Conclusions – Such market gurus as Warren Buffet continues to invest in American Express and believe that it is a solid company with a solid business plan. American Express does have weaknesses, but because the do not offer tangible products, their success or failure in the marketplace is a result of their continual ability to get consumer’s and businesses to use their products. They have established a global service sector, they have established an extremely strong brand, they have established recognition that is top within its industry, and almost top in the era of advertising; the perception of the card remains positive; but the company is faced with an uncertain few years while the economic downturn changes globally. Luckily, the company is well-positioned to handle the slowdown, stakeholders seem patient to allow the company to restructure and refocus, and the strategic plan remains solid (Hagstrom, 1997; Evans, 2005). ? Six Sigma is a tool, it is not an edict. Like many tools, it is dependent upon two things: 1) How it is used, and 2) The quality of the data. Six-Sigma was originally designed for use by Motorola in the early 1980s. It was put in place in order to not only uncover, but to solve, certain manufacturing processes that were not working appropriately. It improved the company by defining a clearly focus on measurable issues that could be quantified and linked to profitability. It also increased an emphasis on management’s commitment to utilizing the strategic planning system to actually implement a cause-effect relationship within the manufacturing model.

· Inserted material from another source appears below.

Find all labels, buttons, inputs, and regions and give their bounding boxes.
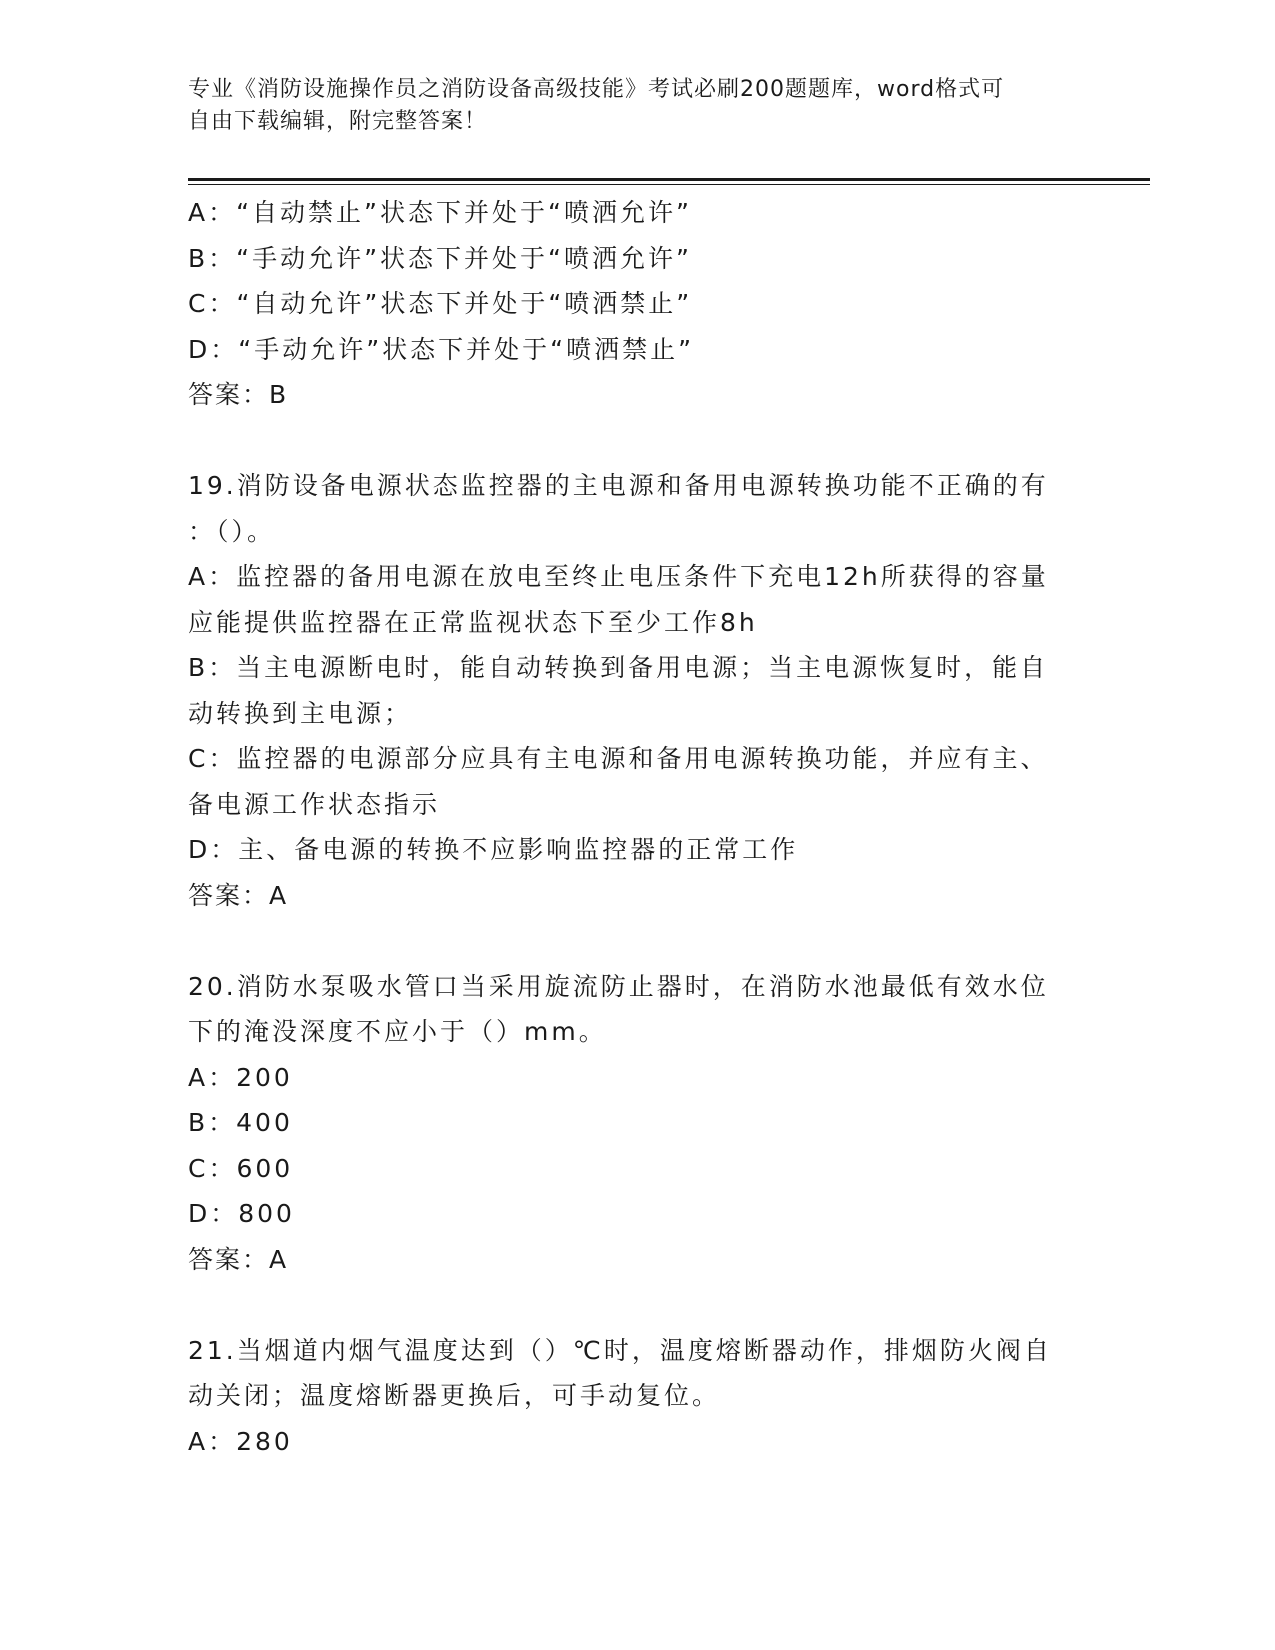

However, when all the bells and whistles come off, and all the statistical data and measurement are broken down, the model is really a quality improvement template. It is not designed for any subjectivity and often fails to take into account that margin of error is different on divergent products and services (e.g. a surgical instrument or medical device should have a lower rate of error than a new hardback novel). Further, some of the standards are arbitrary and force management to plug in data (as in the American Express market research). That being said, it is both possible to overanalyze certain ineffectual data; in other words, making certain Six Sigma data more important than it really is to ROI. However, it does effectively help management identify areas of needed improvement, of inefficiency, and of redundancy. In the case of American Express- the Six Sigma model did uncover redundancy and most certainly does point to the need to expand and develop new market segments, thus answering the question of launching a new product piece into the marketplace.